District in South Ethiopia Regional State, Ethiopia

Sodo Zuria (Amharic "Greater Sodo Area") is one of the woredas in the South Ethiopia Regional State of Ethiopia. Part of the Wolayita Zone, Sodo Zuria is bordered on the southwest by Offa, on the west by Kindo Koysha, on the northwest by Damot Sore, on the north by Boloso Sore, on the northeast by Damot Gale, on the east by Damot Weyde, on the west by Bayra Koysha and on the southeast by Humbo. Sodo City is the administrative center for Sodo Zuria Woreda.

According to a 2004 report, Sodo Zuria had 22 kilometers of asphalt roads, 104 kilometers of all-weather roads and 48 kilometers of dry-weather roads, for an average road density of 380 kilometers per 1000 square kilometers. In 2006 the Woreda Agriculture and Rural Development Office announced that they had begun development projects that included the creation or maintenance of 105 kilometers of road in 34 kebeles of Sodo Zuria woreda.

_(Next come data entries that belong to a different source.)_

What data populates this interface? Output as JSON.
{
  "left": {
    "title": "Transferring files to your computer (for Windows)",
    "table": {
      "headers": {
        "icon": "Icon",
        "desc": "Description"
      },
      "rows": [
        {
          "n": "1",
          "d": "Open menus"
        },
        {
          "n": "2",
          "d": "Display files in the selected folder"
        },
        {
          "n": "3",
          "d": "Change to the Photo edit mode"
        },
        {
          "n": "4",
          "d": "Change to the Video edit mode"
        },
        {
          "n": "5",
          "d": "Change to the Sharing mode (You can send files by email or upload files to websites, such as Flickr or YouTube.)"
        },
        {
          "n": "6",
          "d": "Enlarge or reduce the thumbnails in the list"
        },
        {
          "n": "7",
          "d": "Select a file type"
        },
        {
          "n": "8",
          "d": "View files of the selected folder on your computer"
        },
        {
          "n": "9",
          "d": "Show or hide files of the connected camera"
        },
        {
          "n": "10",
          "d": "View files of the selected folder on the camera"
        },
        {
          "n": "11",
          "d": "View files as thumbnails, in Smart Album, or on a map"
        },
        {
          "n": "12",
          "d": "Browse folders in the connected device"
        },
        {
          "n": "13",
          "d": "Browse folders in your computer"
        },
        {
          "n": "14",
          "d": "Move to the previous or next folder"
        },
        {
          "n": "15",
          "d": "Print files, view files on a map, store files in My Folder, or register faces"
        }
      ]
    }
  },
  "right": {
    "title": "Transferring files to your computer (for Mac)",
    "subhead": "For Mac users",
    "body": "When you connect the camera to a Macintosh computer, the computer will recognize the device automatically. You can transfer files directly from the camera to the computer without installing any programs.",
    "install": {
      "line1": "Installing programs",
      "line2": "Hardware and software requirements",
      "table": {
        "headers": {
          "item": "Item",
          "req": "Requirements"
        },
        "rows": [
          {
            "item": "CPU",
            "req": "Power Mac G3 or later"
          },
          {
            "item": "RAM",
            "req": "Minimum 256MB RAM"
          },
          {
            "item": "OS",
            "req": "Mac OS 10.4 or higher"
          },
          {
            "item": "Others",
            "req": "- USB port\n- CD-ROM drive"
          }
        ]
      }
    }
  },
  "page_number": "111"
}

This would cost 2.5 million Birr.

== History ==
Sodo Zuria was selected by the Ministry of Agriculture and Rural Development in 2004 as one of several woredas for voluntary resettlement for farmers from overpopulated areas, becoming the new home for a total of 1268 heads of households and 5072 total family members.

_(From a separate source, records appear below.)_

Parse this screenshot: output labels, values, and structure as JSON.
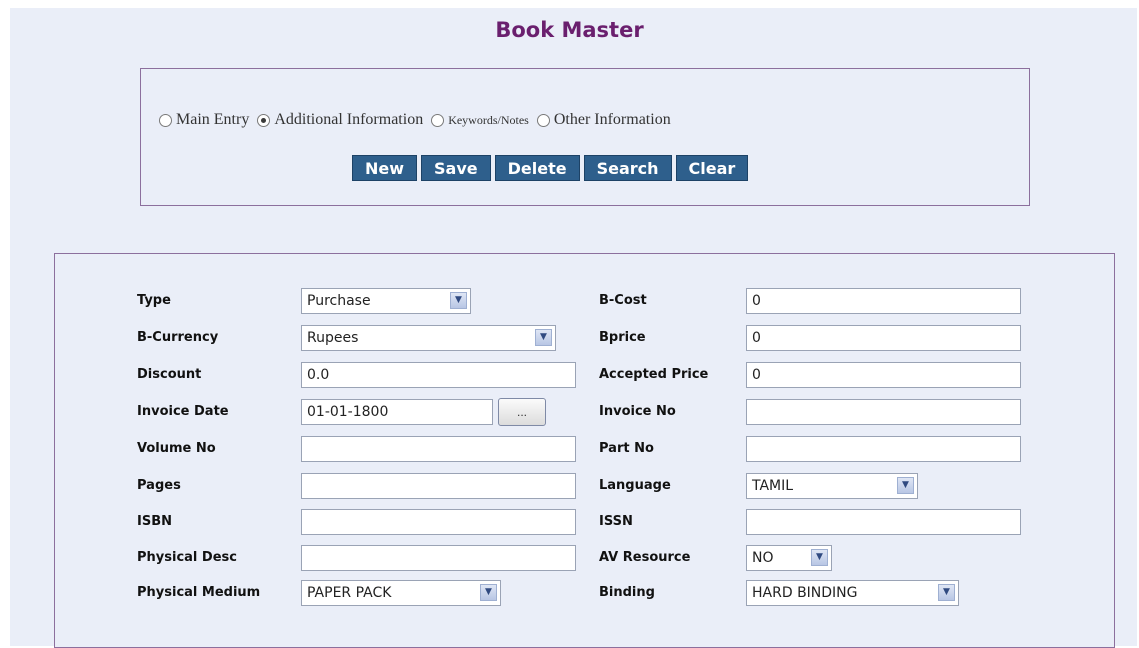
{
  "page": {
    "title": "Book Master"
  },
  "entry_mode": {
    "options": [
      {
        "label": "Main Entry",
        "checked": false
      },
      {
        "label": "Additional Information",
        "checked": true
      },
      {
        "label": "Keywords/Notes",
        "checked": false
      },
      {
        "label": "Other Information",
        "checked": false
      }
    ]
  },
  "toolbar": {
    "new_label": "New",
    "save_label": "Save",
    "delete_label": "Delete",
    "search_label": "Search",
    "clear_label": "Clear"
  },
  "form": {
    "type": {
      "label": "Type",
      "value": "Purchase"
    },
    "b_currency": {
      "label": "B-Currency",
      "value": "Rupees"
    },
    "discount": {
      "label": "Discount",
      "value": "0.0"
    },
    "invoice_date": {
      "label": "Invoice Date",
      "value": "01-01-1800",
      "picker_label": "..."
    },
    "volume_no": {
      "label": "Volume No",
      "value": ""
    },
    "pages": {
      "label": "Pages",
      "value": ""
    },
    "isbn": {
      "label": "ISBN",
      "value": ""
    },
    "physical_desc": {
      "label": "Physical Desc",
      "value": ""
    },
    "physical_medium": {
      "label": "Physical Medium",
      "value": "PAPER PACK"
    },
    "b_cost": {
      "label": "B-Cost",
      "value": "0"
    },
    "bprice": {
      "label": "Bprice",
      "value": "0"
    },
    "accepted_price": {
      "label": "Accepted Price",
      "value": "0"
    },
    "invoice_no": {
      "label": "Invoice No",
      "value": ""
    },
    "part_no": {
      "label": "Part No",
      "value": ""
    },
    "language": {
      "label": "Language",
      "value": "TAMIL"
    },
    "issn": {
      "label": "ISSN",
      "value": ""
    },
    "av_resource": {
      "label": "AV Resource",
      "value": "NO"
    },
    "binding": {
      "label": "Binding",
      "value": "HARD BINDING"
    }
  },
  "icons": {
    "dropdown": "chevron-down-icon"
  },
  "colors": {
    "title": "#6a1f6e",
    "button_bg": "#2e5f8c",
    "panel_bg": "#eaeef8",
    "border": "#8c6f9d"
  }
}
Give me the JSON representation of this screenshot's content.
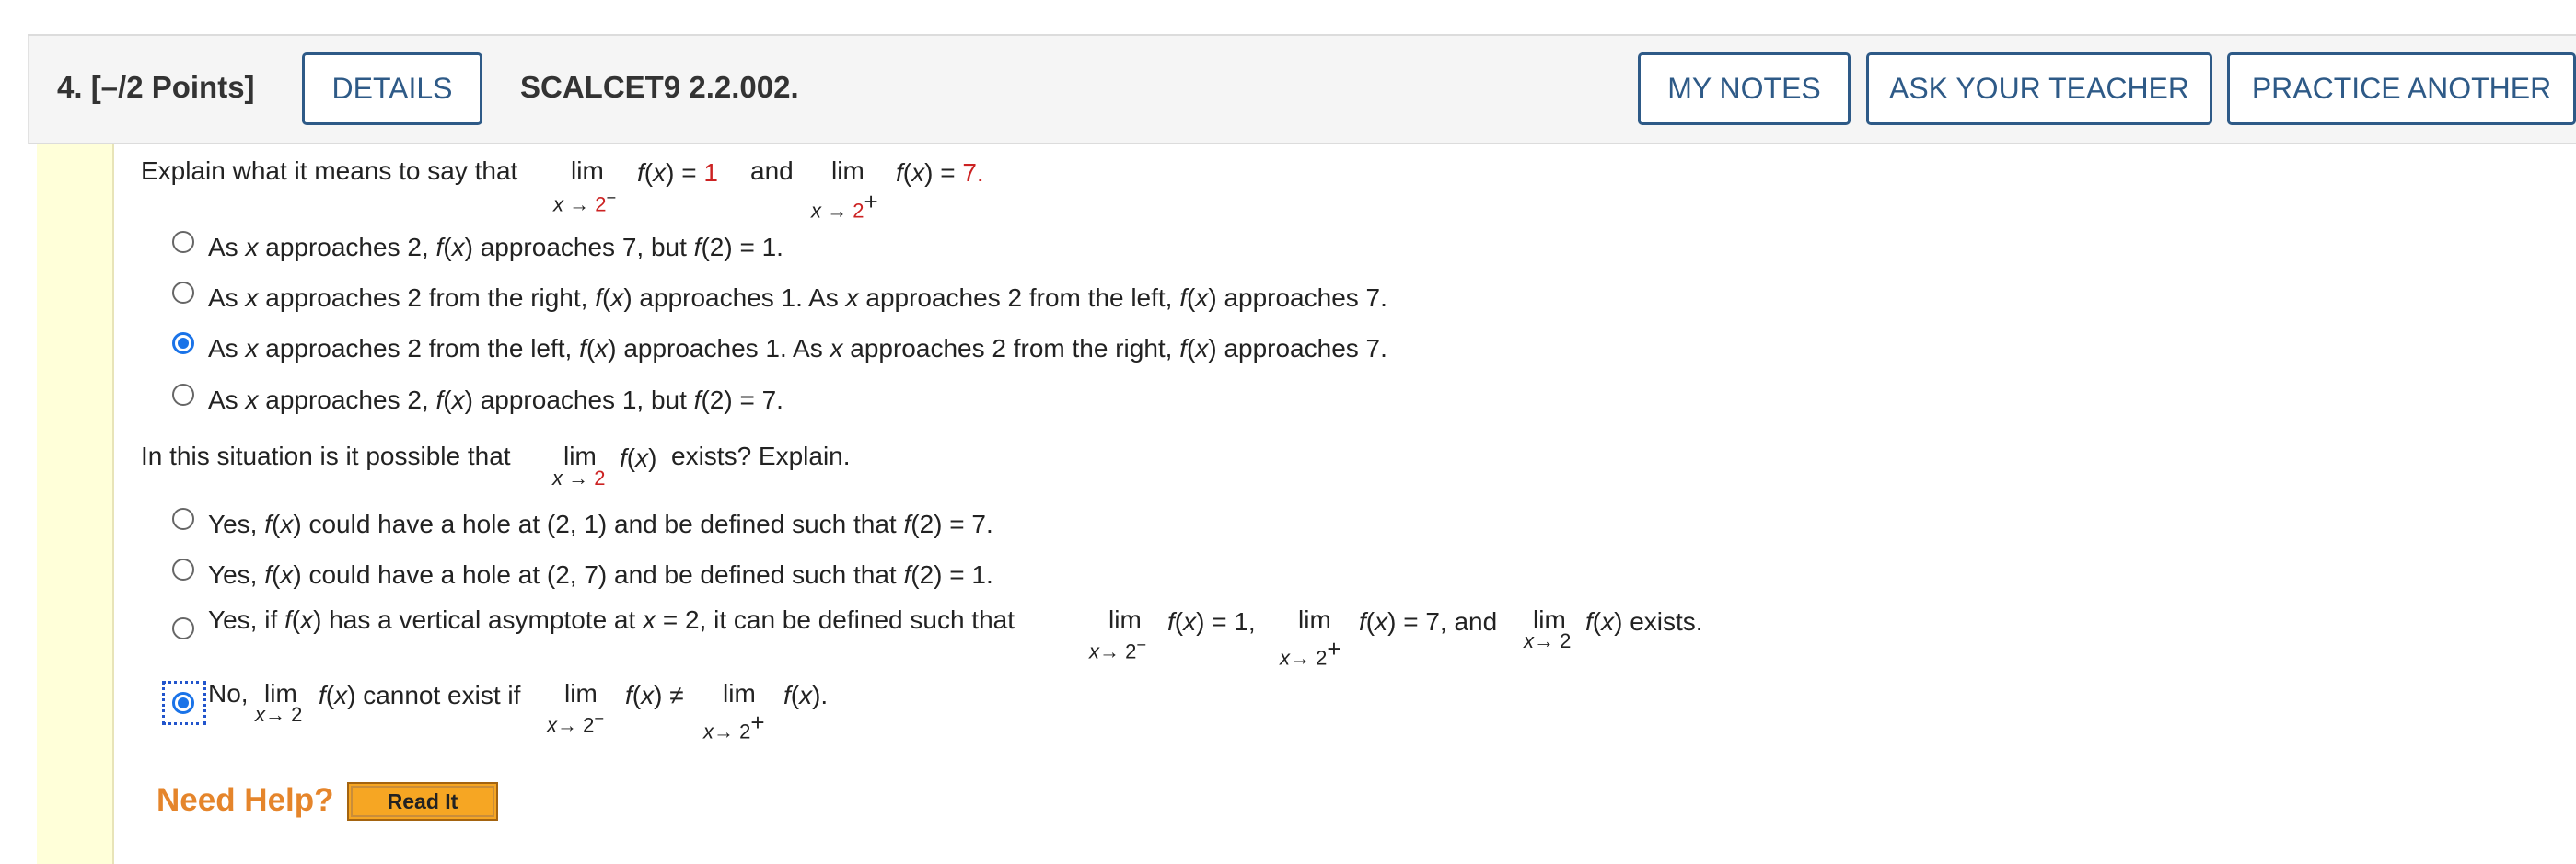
{
  "header": {
    "question_number": "4.  [–/2 Points]",
    "details_label": "DETAILS",
    "code": "SCALCET9 2.2.002.",
    "my_notes_label": "MY NOTES",
    "ask_teacher_label": "ASK YOUR TEACHER",
    "practice_label": "PRACTICE ANOTHER"
  },
  "q1": {
    "prompt_start": "Explain what it means to say that",
    "lim": "lim",
    "fx": "f(x)",
    "eq": "=",
    "val1": "1",
    "and": "and",
    "val2": "7.",
    "sub1": "x → 2",
    "sub1_sup": "−",
    "sub2": "x → 2",
    "sub2_sup": "+",
    "options": [
      "As x approaches 2, f(x) approaches 7, but f(2) = 1.",
      "As x approaches 2 from the right, f(x) approaches 1. As x approaches 2 from the left, f(x) approaches 7.",
      "As x approaches 2 from the left, f(x) approaches 1. As x approaches 2 from the right, f(x) approaches 7.",
      "As x approaches 2, f(x) approaches 1, but f(2) = 7."
    ],
    "selected": 2
  },
  "q2": {
    "prompt_start": "In this situation is it possible that",
    "prompt_end": "exists? Explain.",
    "options": [
      "Yes, f(x) could have a hole at (2, 1) and be defined such that f(2) = 7.",
      "Yes, f(x) could have a hole at (2, 7) and be defined such that f(2) = 1.",
      "Yes, if f(x) has a vertical asymptote at x = 2, it can be defined such that",
      "No,"
    ],
    "opt3_tail_a": "= 1,",
    "opt3_tail_b": "= 7, and",
    "opt3_tail_c": "exists.",
    "opt4_mid": "cannot exist if",
    "opt4_neq": "≠",
    "selected": 3
  },
  "help": {
    "need_help": "Need Help?",
    "read_it": "Read It"
  }
}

The World Bank approved funding in November 2007 for a project sponsored by World Vision Ethiopia to restore forest to 1,000 to 2,000 hectares in Soddo Zuria and 3,000 to 4,000 hectares in Humbo using native species, a program which would be funded with funds from carbon offset purchases.

== Demographics ==
Based on the 2019 population projection conducted by the CSA, this woreda has a total population of 200,911, of whom 98,824 are men and 102,087 women. The majority of the inhabitants were Protestants, with 66.67% of the population reporting that belief, 26.83% practiced Ethiopian Orthodox Christianity, and 5.28% were Catholic.

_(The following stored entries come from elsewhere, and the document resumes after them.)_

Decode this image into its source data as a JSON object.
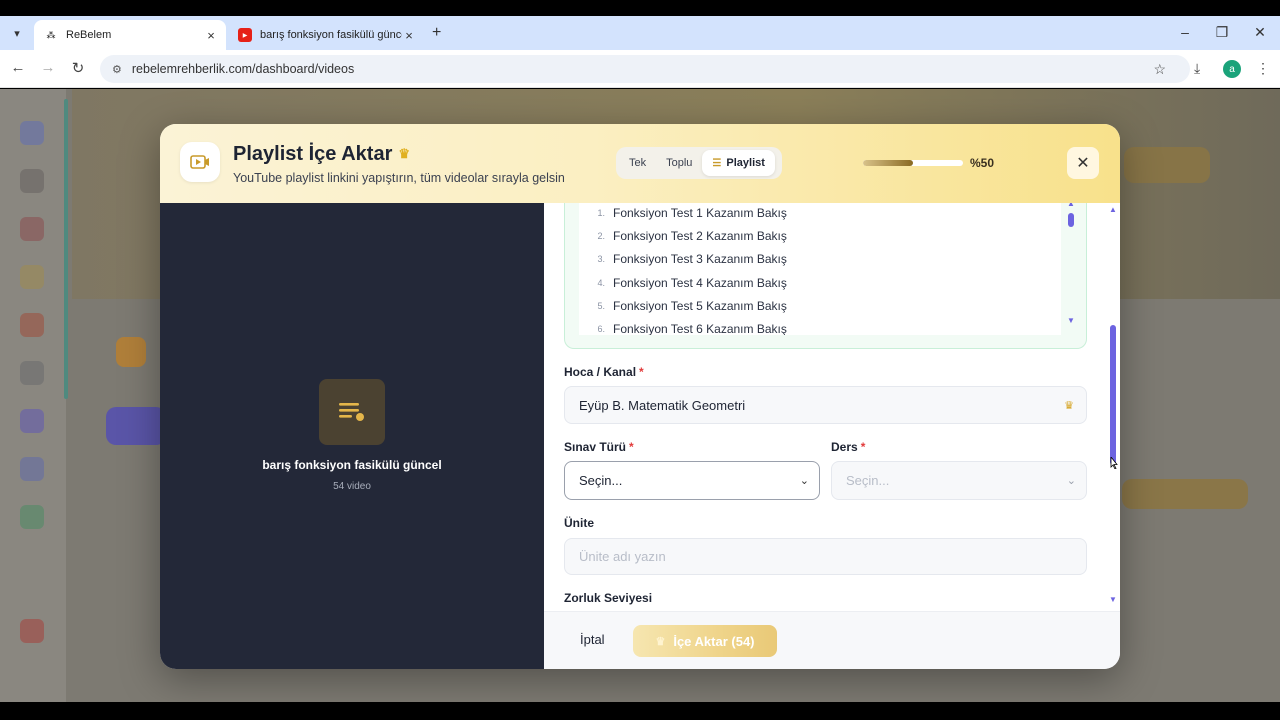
{
  "browser": {
    "tabs": [
      {
        "title": "ReBelem",
        "active": true
      },
      {
        "title": "barış fonksiyon fasikülü güncel",
        "active": false
      }
    ],
    "url": "rebelemrehberlik.com/dashboard/videos",
    "profile_initial": "a"
  },
  "modal": {
    "title": "Playlist İçe Aktar",
    "subtitle": "YouTube playlist linkini yapıştırın, tüm videolar sırayla gelsin",
    "modes": [
      "Tek",
      "Toplu",
      "Playlist"
    ],
    "active_mode": "Playlist",
    "progress_percent": 50,
    "progress_label": "%50",
    "playlist": {
      "name": "barış fonksiyon fasikülü güncel",
      "count_label": "54 video"
    },
    "videos": [
      {
        "num": "1.",
        "title": "Fonksiyon Test 1 Kazanım Bakış"
      },
      {
        "num": "2.",
        "title": "Fonksiyon Test 2 Kazanım Bakış"
      },
      {
        "num": "3.",
        "title": "Fonksiyon Test 3 Kazanım Bakış"
      },
      {
        "num": "4.",
        "title": "Fonksiyon Test 4 Kazanım Bakış"
      },
      {
        "num": "5.",
        "title": "Fonksiyon Test 5 Kazanım Bakış"
      },
      {
        "num": "6.",
        "title": "Fonksiyon Test 6 Kazanım Bakış"
      }
    ],
    "form": {
      "teacher_label": "Hoca / Kanal",
      "teacher_value": "Eyüp B. Matematik Geometri",
      "exam_type_label": "Sınav Türü",
      "exam_type_value": "Seçin...",
      "lesson_label": "Ders",
      "lesson_value": "Seçin...",
      "unit_label": "Ünite",
      "unit_placeholder": "Ünite adı yazın",
      "difficulty_label": "Zorluk Seviyesi",
      "required_mark": "*"
    },
    "footer": {
      "cancel_label": "İptal",
      "import_label": "İçe Aktar (54)"
    }
  }
}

The 1994 national census reported a total population for this woreda of 200,866 of whom 99,979 were men and 100,887 were women; 36,287 or 18.07% of its population were urban dwellers. The five largest ethnic groups reported in Sodo Zuria were the Welayta (92.81%), the Amhara (2.6%), the Gamo (0.85%), the Dorze (0.77%), and the Silt'e (0.76%); all other ethnic groups made up 2.21% of the population. Welayta is spoken as a first language by 93.14%, 4.17% Amharic, 0.65% Gamo, and 0.58% speak Dorze; the remaining 1.46% spoke all other primary languages reported. The majority of the inhabitants practiced Ethiopian Orthodox Christianity, with 52.03% of the population reporting they held that belief, while 43.06% were Protestants, 2.4% were Roman Catholic, and 1.61% were Muslim.